As President Donald Trump (R) proposed to rescind the Deferred Action for Childhood Arrivals program, Stony Brook University community members and students voiced their support for the DREAMers — the name given to the approximately 800,000 undocumented immigrants that were brought to the United States as children.
University President Dr. Samuel L. Stanley Jr. stated his and the institution’s continued support of DACA in a Sept. 5 email sent to the campus community.
“We have seen how the recipients of DACA have a positive impact on our campus and broader community,” Stanley said. “Diversity of perspectives, thought and understanding serves as a foundation of Stony Brook’s academic enterprise and helps our students become global citizens. Let’s do what’s right, and unite to support our ‘dreamers’ together.”
Two days later, more than 200 students, faculty members and administrators united in the March for DREAMers rally to show undocumented students at the university their support. In addition, the marchers presented a letter to administrators listing further actions they hope the university will take.
Members of the Feminist Majority Leadership Alliance, an equality advocacy group, were among the rally’s organizers. The group’s Vice-President David Clark felt it was important to stand up for classmates who may feel vulnerable now.
“I wanted to, first of all, raise awareness of the concerns of DACA recipients and DREAMers on campus and also to show support of them on campus,” he said.
Clark said participants were thankful for the institution’s support of undocumented students and appreciated the university’s current stance on DACA, and Stanley’s statement that the campus should be considered a sensitive location by U.S. Immigration and Customs Enforcement.
Clark said the marchers were joined by representatives of non-campus groups including the Islandia-based SEPA Mujer, a not-for-profit organization dedicated to the empowerment of Latina immigrant women.
The college junior said administrators cooperated in securing a ballroom in the student activity center where participants gathered for speeches after walking around a circle and congregating in the main academic mall’s plaza. He said chants included,
“Say it loud. Say it clear. Dreamers are welcomed here.” Marchers held signs with messages that included, “Undocumented and unafraid” and “Sin DACA, Sin Miedo,” which in Spanish means, “Without DACA, without fear.”

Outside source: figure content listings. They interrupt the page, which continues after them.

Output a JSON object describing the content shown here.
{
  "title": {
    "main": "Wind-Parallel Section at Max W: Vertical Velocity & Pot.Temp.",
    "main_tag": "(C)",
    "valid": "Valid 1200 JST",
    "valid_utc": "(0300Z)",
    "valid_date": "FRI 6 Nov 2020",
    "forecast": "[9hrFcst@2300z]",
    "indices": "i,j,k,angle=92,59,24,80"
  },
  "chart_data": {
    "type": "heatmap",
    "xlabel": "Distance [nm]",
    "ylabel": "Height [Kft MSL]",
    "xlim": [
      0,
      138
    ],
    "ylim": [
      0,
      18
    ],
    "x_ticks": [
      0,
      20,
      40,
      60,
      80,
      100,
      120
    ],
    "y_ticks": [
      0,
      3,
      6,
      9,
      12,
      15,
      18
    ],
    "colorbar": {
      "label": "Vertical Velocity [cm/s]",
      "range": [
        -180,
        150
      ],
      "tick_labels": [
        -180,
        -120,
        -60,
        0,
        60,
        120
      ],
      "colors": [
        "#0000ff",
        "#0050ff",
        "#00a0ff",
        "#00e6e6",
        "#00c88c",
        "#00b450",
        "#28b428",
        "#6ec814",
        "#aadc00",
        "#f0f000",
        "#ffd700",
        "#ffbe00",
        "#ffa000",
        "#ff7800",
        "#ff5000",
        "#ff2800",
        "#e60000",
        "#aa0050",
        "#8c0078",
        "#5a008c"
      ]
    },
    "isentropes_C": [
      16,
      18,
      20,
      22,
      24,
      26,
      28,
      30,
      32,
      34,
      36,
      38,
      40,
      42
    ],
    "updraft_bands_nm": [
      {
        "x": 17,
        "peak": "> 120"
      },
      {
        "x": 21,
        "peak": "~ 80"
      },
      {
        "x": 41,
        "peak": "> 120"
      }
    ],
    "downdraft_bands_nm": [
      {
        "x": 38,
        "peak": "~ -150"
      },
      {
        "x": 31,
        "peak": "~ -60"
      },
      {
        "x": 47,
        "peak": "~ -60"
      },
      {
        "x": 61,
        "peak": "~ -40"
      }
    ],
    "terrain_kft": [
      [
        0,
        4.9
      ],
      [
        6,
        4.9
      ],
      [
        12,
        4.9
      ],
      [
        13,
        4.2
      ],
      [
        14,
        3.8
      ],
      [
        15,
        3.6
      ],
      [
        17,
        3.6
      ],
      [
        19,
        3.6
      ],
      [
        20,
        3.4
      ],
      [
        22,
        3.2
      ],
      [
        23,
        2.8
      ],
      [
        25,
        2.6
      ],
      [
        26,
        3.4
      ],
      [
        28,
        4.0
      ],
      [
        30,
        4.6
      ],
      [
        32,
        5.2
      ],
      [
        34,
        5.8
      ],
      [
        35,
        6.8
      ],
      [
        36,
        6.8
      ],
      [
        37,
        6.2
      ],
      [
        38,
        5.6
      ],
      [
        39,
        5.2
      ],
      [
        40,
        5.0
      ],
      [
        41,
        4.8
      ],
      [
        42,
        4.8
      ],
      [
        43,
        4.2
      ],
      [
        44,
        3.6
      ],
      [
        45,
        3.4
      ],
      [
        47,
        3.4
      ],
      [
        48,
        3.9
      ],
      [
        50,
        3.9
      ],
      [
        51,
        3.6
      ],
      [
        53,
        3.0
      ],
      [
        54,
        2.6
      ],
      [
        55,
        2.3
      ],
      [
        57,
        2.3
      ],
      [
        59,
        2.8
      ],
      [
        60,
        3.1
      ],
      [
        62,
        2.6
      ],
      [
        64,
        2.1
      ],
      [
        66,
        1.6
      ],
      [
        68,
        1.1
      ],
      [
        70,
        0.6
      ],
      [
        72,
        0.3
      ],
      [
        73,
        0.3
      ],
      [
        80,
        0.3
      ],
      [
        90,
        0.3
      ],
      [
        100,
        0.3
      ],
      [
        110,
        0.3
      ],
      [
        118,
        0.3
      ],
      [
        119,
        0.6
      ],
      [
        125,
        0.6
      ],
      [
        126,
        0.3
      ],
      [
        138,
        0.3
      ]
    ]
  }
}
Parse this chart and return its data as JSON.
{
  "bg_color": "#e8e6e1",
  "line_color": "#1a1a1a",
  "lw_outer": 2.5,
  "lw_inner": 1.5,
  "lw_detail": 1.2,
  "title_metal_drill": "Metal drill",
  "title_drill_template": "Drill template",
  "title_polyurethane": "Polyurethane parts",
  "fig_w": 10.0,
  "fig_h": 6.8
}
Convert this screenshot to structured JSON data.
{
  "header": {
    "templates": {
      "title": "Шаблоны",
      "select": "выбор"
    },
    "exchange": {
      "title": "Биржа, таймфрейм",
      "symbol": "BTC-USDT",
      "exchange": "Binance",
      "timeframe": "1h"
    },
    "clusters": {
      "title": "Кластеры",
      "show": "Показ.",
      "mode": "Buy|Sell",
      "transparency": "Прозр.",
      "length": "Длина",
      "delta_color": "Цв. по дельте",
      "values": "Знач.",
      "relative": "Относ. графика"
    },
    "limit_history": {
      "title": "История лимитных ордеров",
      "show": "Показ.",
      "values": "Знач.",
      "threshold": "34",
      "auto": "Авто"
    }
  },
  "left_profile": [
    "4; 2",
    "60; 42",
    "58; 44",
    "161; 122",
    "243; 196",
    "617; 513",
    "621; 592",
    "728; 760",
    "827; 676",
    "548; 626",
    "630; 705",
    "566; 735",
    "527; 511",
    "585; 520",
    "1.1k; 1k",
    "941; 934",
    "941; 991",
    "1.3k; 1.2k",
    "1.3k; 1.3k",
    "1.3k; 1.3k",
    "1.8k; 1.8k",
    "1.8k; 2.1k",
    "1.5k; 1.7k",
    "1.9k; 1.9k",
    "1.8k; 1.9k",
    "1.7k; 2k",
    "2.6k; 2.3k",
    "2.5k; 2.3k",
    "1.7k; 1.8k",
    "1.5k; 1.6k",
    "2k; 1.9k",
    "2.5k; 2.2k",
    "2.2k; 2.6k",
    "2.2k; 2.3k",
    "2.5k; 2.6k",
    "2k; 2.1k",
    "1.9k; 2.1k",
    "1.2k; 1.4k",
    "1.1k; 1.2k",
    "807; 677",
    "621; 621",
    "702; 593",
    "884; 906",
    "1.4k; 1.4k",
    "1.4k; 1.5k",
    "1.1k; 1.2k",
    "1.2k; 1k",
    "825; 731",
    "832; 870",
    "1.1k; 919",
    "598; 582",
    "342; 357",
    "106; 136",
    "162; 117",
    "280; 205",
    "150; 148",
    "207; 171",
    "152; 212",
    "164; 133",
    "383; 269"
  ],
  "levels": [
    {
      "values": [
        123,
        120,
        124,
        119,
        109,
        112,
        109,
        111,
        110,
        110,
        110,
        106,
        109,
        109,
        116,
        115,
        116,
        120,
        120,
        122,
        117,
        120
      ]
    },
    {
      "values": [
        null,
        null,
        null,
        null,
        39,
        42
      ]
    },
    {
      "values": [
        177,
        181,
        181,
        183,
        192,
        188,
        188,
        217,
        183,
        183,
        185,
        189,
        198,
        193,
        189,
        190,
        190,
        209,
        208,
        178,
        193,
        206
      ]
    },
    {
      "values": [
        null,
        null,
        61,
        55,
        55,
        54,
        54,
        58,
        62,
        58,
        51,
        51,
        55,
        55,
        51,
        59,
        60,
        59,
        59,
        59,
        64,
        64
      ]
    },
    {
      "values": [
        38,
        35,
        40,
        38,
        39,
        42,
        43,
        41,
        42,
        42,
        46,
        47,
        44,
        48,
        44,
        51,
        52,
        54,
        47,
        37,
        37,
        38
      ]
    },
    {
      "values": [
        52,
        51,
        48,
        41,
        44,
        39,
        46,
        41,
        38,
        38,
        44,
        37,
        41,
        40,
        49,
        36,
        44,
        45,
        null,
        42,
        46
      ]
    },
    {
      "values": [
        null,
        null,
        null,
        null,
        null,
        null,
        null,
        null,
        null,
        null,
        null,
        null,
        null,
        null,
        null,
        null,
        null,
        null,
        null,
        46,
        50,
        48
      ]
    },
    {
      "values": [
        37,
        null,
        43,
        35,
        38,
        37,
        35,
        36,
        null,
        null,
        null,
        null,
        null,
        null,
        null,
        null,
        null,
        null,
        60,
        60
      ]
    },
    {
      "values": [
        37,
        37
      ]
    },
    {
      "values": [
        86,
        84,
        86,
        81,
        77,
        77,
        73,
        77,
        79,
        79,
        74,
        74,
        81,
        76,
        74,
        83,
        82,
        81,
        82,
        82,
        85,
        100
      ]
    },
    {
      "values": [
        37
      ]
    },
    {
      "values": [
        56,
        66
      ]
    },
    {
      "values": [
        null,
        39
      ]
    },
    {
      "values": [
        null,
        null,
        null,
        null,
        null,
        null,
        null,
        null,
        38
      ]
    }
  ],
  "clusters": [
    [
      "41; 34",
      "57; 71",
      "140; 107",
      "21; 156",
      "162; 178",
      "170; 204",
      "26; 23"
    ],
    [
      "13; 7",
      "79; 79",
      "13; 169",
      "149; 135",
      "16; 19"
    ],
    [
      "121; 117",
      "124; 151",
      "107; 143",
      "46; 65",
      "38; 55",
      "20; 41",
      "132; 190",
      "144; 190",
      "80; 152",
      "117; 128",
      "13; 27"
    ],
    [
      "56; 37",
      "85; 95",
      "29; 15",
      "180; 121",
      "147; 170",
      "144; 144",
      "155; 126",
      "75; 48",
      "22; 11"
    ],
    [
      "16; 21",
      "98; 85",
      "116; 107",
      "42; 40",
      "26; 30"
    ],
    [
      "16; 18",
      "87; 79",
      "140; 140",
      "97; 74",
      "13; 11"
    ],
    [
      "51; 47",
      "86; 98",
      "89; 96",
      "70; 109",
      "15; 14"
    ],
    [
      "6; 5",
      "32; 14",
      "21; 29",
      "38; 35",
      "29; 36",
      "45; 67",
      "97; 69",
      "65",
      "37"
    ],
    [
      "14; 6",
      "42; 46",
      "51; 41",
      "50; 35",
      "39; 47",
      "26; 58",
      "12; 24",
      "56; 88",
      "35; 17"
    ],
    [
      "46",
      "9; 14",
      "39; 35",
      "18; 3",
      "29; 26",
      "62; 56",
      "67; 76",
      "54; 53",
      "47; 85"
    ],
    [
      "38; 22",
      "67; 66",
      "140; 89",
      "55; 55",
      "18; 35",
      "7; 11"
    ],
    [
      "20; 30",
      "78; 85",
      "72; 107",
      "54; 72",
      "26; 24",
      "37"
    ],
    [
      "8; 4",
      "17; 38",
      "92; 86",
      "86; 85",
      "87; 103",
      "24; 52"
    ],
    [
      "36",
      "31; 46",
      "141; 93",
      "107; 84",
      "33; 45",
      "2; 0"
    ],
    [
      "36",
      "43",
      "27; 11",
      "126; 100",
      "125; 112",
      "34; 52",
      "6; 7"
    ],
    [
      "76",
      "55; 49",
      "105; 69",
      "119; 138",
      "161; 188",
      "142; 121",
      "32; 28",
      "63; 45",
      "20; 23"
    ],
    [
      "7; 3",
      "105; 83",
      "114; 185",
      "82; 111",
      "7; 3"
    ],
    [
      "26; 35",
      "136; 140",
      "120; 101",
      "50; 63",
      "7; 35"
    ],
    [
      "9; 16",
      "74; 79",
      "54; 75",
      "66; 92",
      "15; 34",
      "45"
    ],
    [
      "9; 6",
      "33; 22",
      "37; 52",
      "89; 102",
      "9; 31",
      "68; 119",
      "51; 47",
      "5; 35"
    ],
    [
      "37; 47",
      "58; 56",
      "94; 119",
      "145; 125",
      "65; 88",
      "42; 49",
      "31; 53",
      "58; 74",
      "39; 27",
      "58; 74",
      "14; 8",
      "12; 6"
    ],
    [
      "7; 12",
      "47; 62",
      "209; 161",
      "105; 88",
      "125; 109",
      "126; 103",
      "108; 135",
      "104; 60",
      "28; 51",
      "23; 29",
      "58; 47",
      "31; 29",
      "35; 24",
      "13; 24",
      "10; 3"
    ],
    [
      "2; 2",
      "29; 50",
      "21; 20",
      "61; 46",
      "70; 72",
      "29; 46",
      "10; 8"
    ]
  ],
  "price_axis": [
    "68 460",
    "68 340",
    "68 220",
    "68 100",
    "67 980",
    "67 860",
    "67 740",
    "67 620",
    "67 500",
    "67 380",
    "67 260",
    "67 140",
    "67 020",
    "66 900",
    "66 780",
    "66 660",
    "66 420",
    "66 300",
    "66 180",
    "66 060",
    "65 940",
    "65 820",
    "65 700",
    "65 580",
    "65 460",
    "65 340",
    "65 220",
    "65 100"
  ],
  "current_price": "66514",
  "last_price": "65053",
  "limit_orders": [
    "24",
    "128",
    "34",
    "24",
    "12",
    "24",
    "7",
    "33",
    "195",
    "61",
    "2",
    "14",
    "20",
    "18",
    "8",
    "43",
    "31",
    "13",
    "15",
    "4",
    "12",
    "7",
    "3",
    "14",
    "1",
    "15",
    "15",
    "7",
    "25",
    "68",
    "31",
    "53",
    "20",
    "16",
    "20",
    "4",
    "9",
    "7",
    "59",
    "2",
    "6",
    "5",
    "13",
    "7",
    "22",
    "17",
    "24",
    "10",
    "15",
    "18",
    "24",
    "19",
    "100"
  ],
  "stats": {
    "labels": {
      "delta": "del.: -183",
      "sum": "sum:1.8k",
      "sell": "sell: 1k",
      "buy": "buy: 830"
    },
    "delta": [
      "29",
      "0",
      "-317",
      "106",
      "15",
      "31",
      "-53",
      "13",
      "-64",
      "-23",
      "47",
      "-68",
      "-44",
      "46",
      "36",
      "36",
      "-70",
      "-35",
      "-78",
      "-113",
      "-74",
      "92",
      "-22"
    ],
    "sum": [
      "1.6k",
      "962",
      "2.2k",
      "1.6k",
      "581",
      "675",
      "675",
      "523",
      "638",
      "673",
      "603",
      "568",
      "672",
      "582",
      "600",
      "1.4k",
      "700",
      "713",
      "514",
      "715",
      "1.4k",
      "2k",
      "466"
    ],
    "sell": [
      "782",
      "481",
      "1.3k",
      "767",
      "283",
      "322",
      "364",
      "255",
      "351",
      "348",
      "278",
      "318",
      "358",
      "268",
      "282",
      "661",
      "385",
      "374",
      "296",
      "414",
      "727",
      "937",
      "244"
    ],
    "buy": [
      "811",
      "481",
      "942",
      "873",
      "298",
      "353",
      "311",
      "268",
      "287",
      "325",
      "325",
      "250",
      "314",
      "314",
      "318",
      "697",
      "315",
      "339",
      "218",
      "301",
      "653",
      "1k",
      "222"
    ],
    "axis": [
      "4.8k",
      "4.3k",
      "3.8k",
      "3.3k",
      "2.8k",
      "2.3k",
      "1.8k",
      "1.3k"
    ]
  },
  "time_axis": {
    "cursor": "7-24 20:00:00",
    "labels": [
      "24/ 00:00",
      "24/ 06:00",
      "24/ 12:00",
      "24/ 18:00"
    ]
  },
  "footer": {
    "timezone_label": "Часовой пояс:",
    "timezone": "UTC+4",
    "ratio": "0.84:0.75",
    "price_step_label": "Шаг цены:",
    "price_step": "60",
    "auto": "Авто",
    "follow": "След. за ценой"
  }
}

Clark was satisfied with the turnout of the peaceful protest.
“I was really happy that so many Stony Brook students care about their fellow classmates, friends who are undocumented, who are getting through a very hard time right now, a time of uncertainty for them,” he said.
In their letter, marchers asked the university to ensure SBU would not provide information to ICE about any undocumented students or their families, not allow ICE to take students into custody without a judicial warrant, and to let students know if ICE is on campus through the university’s alert systems. The organizers also asked that a list be available on the website of the Office of Financial Aid and Scholarships to notify those who are not citizens where private scholarships may be available to them.
Stanley said in his Sept. 5 email that the university does not request or require immigration status as part of the admissions process. He added that immigration status is not a factor in student housing decisions, and the university does not share private information.